Known popularly as “Special K,” it is often referred to as a club drug due to its popularity with teens and young adults. Although often used to experience euphoria, ketamine abuse can have many unhappy, even tragic consequences.

In addition to “Special K,” the drug has various other street names, including the following:

  • Cat Tranquilizer
  • Cat Valium
  • Jet
  • Jet K
  • K
  • Kit Kat
  • Purple
  • Super Acid
  • Super K
  • Vitamin K

Ketamine abuse

First developed in 1963, ketamine was intended to be a replacement for phencyclidine (PCP). A dissociative anesthetic, it makes patients feel detached from pain and environment by distorting both visual and aural perceptions and producing hallucinations that generally last for 30 to 60 minutes. It is a Schedule III non-narcotic substance under the Controlled Substances Act (CSA) with a moderate to low risk of physical dependence, a higher risk for psychological dependence and a high abuse potential.

Odorless and tasteless, ketamine is sold as a white powder that can be snorted. Users may opt to mix the powder with tobacco or marijuana and smoke it. It is also produced as a clear liquid that can be swallowed or injected. Ketamine induces a dreamlike state in users and they feel less inhibited. When injected, the effects may be felt in as little as one to five minutes. When swallowed, it may take as long as 30 minutes for the effects to be felt. Users may sometimes experience “flashbacks” even after days or weeks of consumption.
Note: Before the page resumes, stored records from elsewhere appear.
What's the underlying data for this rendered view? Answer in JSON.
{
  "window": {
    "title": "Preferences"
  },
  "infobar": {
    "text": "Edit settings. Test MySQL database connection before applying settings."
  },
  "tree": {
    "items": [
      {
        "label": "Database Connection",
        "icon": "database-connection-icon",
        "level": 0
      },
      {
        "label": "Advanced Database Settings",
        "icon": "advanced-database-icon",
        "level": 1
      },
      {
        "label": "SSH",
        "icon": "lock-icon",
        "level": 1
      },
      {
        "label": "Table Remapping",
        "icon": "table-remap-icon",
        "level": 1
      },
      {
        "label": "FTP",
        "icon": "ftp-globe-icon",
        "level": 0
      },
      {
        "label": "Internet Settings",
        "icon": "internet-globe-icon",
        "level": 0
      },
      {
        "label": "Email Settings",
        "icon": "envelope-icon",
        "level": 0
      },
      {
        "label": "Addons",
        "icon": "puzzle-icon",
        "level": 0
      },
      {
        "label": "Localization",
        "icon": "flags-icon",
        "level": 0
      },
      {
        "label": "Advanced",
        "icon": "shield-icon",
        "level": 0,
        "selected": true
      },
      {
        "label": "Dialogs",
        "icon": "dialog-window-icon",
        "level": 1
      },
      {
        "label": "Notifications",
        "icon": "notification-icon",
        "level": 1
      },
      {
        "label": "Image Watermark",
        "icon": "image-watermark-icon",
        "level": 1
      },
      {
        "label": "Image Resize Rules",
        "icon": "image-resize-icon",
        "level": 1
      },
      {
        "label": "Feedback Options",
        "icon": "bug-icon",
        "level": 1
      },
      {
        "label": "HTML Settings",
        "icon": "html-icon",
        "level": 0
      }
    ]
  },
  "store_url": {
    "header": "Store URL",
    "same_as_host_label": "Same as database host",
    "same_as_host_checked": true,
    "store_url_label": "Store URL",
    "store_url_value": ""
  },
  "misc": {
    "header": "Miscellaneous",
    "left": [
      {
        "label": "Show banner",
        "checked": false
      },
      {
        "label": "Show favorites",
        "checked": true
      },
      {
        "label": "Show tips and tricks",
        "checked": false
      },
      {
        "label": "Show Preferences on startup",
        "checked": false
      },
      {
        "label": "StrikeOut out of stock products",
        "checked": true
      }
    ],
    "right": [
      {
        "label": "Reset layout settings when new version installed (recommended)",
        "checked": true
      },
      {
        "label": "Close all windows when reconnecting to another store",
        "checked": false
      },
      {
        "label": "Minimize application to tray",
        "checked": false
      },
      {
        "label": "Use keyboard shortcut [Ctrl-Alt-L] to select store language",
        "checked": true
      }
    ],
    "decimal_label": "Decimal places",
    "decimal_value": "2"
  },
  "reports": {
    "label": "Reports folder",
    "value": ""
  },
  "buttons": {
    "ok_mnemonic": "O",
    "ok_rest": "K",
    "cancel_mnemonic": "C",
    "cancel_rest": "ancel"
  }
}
Of particular concern is the fact that ketamine is used as a date rape drug because it can easily be used to spike drinks when in liquid form.

Ketamine abuse produces numerous dangerous side effects, which can include:

  • Agitation
  • Depression
  • Cognitive difficulties
  • Amnesia
  • Impaired attention
  • Delirium
  • High blood pressure
  • Potentially fatal respiratory problems
  • Hallucinations
  • Blurry vision
  • Chest pain, discomfort or tightness
  • Problems with swallowing
  • Hives, skin irritation
  • Puffy or swollen face, eyelids, lips or tongue
  • Insensitivity to pain
  • Numbness
  • Bladder disease called ketamine-induced ulcerative cystitis
  • Unconsciousness

It is sometimes produced and sold in combination with other drugs, including MDMA (ecstasy), amphetamines, methamphetamines and cocaine. Like all hallucinogens and dissociative drugs, ketamine can have a serious impact on its users. According to Nora D. Volkow, M.D., Director of the National Institute on Drug Abuse (NIDA), “These drugs can disrupt a person’s ability to think and communicate rationally, or even to recognize reality, sometimes resulting in bizarre or dangerous behavior.”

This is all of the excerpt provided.